Travessuras e desobediências

Por Egberto Santana

Data de publicação: 09/11/2021

 

O ato de olhar e o jogo entre quem olha e quem está sendo observado são aspectos que chamam atenção no filme Lagarto (Akinola Davies, 2021). Uma garota negra de 8 anos, Juwon (Pamilerin Ayodeji), guia o espectador. Antes de assistirmos à sua primeira aparição, nos confrontamos com uma imagem de Jesus colada na parede de um local empoeirado. O enquadramento está acompanhado de sons estridentes. Nesse local, também vemos um grupo de homens que estão rezando o Pai Nosso e se preparando para algo que ainda não sabemos exatamente o que é. Na sequência, vemos Juwon sendo expulsa de uma sala de aula. De maneira controversa, é justamente no momento em que a menina fica de castigo, ou seja, obrigada a permanecer na inércia, que começamos a nossa jornada fílmica.

 

A câmera toma o lugar do olhar de Juwon, que acompanha os movimentos do lagarto, animal que dá nome ao filme de Akinola, e ele finalmente aparece.
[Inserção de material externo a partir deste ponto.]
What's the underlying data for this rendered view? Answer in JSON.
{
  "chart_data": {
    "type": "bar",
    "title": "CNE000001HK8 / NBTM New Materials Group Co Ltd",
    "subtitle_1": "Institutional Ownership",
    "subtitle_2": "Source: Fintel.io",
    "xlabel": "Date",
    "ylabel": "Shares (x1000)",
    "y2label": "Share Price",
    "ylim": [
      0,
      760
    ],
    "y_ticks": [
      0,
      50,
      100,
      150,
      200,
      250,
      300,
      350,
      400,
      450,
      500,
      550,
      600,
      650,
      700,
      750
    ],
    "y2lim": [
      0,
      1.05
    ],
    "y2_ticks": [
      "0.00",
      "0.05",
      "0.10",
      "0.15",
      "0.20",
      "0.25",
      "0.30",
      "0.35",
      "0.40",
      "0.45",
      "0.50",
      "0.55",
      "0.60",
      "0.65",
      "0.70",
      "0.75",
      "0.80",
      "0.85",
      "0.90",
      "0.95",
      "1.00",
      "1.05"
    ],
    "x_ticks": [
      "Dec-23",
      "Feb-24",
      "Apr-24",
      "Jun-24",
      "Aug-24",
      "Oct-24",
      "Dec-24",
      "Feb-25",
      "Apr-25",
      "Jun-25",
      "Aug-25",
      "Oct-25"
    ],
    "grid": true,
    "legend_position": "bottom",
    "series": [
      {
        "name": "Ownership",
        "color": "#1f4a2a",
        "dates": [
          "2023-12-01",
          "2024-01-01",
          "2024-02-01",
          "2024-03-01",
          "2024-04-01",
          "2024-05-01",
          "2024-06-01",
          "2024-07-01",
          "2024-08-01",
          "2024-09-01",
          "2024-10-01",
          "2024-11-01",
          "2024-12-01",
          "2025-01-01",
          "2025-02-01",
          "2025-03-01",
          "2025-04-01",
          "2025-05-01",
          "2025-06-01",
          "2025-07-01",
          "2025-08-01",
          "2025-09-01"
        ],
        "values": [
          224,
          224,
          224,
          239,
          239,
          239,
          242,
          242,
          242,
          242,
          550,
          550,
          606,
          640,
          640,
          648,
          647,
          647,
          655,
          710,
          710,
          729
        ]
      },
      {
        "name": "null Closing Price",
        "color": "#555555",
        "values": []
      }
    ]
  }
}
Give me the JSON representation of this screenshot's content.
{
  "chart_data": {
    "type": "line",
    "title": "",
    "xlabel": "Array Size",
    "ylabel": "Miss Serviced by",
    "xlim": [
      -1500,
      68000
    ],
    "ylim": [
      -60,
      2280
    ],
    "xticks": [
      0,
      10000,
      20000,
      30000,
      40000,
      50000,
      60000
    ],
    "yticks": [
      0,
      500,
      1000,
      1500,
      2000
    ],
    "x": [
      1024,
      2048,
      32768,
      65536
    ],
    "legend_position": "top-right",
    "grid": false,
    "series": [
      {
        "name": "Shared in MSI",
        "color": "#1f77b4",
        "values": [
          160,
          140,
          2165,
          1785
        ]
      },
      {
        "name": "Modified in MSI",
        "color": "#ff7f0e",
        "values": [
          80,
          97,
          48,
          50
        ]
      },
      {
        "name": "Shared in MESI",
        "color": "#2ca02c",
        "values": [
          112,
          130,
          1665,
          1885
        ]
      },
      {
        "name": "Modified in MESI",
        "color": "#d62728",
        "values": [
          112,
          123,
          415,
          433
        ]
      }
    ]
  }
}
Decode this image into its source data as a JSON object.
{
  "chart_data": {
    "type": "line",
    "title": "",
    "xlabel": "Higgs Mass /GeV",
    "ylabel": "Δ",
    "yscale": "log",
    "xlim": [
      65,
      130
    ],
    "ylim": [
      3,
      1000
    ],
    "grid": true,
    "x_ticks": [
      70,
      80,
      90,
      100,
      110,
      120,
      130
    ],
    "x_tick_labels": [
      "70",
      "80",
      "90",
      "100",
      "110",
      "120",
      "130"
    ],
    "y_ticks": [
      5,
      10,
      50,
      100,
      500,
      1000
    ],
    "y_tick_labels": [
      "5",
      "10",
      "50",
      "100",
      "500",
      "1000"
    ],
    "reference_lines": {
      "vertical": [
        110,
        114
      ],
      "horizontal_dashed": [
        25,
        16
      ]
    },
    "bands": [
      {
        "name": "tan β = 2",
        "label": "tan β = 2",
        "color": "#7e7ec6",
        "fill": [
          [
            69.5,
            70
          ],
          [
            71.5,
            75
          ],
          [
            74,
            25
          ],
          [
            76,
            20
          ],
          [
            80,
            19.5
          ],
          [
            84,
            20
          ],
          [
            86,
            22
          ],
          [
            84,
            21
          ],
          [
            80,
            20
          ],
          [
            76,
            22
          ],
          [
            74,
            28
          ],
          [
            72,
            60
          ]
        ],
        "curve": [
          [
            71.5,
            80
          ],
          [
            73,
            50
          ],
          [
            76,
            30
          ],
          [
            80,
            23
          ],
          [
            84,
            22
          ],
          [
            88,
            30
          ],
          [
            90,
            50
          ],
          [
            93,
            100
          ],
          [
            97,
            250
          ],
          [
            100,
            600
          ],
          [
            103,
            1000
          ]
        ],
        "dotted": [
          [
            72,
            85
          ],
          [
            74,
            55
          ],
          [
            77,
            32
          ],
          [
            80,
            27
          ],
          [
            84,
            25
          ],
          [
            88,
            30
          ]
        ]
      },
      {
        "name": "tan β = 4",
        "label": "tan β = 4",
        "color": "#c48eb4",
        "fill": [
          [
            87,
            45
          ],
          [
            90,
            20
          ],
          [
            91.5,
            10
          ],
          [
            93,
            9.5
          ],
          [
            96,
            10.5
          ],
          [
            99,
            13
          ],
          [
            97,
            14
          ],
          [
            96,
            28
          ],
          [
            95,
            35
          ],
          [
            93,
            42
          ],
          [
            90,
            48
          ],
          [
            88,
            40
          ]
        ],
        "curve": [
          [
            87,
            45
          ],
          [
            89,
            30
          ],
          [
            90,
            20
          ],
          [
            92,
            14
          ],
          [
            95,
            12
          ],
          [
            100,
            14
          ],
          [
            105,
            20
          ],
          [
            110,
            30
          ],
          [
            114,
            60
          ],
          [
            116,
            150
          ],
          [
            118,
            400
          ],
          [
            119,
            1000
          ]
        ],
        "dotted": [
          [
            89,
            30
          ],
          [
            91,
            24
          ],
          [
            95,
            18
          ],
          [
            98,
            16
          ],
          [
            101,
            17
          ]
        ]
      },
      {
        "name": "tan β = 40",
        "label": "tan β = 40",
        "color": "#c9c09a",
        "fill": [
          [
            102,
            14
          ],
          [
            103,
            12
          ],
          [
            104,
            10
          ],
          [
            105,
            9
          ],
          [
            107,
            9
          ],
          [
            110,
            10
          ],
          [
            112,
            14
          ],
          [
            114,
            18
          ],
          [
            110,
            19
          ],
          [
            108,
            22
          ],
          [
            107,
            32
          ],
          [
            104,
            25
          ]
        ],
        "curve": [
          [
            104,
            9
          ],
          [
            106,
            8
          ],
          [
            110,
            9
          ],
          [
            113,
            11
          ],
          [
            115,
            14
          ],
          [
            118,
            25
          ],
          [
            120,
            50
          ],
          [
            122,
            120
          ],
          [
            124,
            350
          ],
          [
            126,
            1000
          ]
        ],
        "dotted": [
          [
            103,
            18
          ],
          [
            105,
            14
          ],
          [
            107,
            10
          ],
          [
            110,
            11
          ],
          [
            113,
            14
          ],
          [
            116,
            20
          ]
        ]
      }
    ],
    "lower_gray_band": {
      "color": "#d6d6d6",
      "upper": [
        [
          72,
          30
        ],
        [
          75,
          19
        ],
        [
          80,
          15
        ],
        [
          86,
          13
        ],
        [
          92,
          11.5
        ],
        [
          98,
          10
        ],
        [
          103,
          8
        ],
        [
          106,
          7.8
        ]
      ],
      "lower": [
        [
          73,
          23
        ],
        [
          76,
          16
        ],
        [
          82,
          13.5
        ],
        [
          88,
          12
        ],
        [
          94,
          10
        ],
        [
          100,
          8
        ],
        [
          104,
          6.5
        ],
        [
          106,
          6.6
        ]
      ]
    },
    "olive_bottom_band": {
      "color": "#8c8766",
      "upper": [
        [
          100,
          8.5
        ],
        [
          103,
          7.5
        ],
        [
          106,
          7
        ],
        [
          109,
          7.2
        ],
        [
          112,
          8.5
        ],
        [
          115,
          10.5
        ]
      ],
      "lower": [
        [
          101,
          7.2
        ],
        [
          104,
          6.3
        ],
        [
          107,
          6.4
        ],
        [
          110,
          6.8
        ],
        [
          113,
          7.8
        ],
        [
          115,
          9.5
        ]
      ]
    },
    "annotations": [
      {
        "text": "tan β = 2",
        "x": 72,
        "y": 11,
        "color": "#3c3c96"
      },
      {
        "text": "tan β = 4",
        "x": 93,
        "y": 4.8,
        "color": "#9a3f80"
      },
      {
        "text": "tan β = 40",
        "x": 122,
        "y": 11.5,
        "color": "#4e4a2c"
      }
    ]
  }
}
Em instantes, a câmera muda de lugar e passamos a ver a garota parada em frente a sala, assistindo de relance aquela pequena criatura. Como se algo estivesse a chamando, ela passa a ir atrás dele e passamos a ser sequestrados pela curiosidade da garota e testemunhas da fuga do bicho.

 

Inesperadamente, o curta ganha outra direção, causando um desnorteamento: nos perdemos e já não sabemos mais em que lugar estamos. A garota corre e anda pelo labirinto de uma igreja e o banheiro nojento que vemos na tela, junto a intensa banda sonora, faz pensar que estamos num filme de terror, de monstruosidades, justificada também pela presença anterior do lagarto. O suspense vai ganhando corpo e, quanto mais ela se aproxima de algum corredor, algo muito violento parece que está prestes a acontecer.

 

Mas somos novamente ludibriados e a cena muda. A sensação de perigo transforma-se na porta de entrada para o submundo dessa igreja, onde funcionárias contam rios de dinheiros e os pastores namoram escondidos sob a presença de um boneco com a representação de Jesus. Junto a essas cenas também está o olhar de Juwon, nossa guia por esse mundo labiríntico dessa instituição monumental.

 

 

Curiosa e aventureira, a menina insiste em sua teimosia e persiste a sustentar o olhar. Ela desafia e observa os vários pequenos atos de corrupção, que são revelados por uma porta semiaberta ou pela chegada em um espaço recém-descoberto. O suspense construído anteriormente confere tons caricatos a essas corrupções, com um teor crítico em relação a tais comportamentos. Sob o olhar de Juwon, construído por Akinola, os atos corruptos tornam-se ainda mais intrigantes.

 

No palco da igreja, em frente aos seus fiéis fervorosos, um pastor comenta de maneira enfática sobre os perigos da ganância e do acúmulo de dinheiro perante os olhos de Jesus. O tom de ironia do filme ganha novos volumes. Juwon, por sua vez, concorda e repete o que o pastor pede para ser dito, criando um belo disfarce entre o rebanho de fiéis. Obedecendo para desobedecer, como bem fez no início do filme com seu professor de educação religiosa. Desobediente também são os fiéis, através da corrupção pela deturpação dos usos da religiosidade, e que são confrontados pelo olhar opositivo construído pelo curta Lagarto.

 

Dentro dessa atmosfera fílmica, o filme de Akinola Davies cria uma série de choques que flutuam entre o mistério fantástico e as imagens de caricatura afiadamente críticas. A corrupção, a descoberta da igreja pela garota, sua curiosidade e a criação de um ambiente misterioso sustentam o jogo entre aqueles que olham e estão sendo vistos. Tudo isso aos olhos de uma criança, brincando com a ambivalência do olhar de Juwon que vai de ingênua a curiosa, travessa a desobediente.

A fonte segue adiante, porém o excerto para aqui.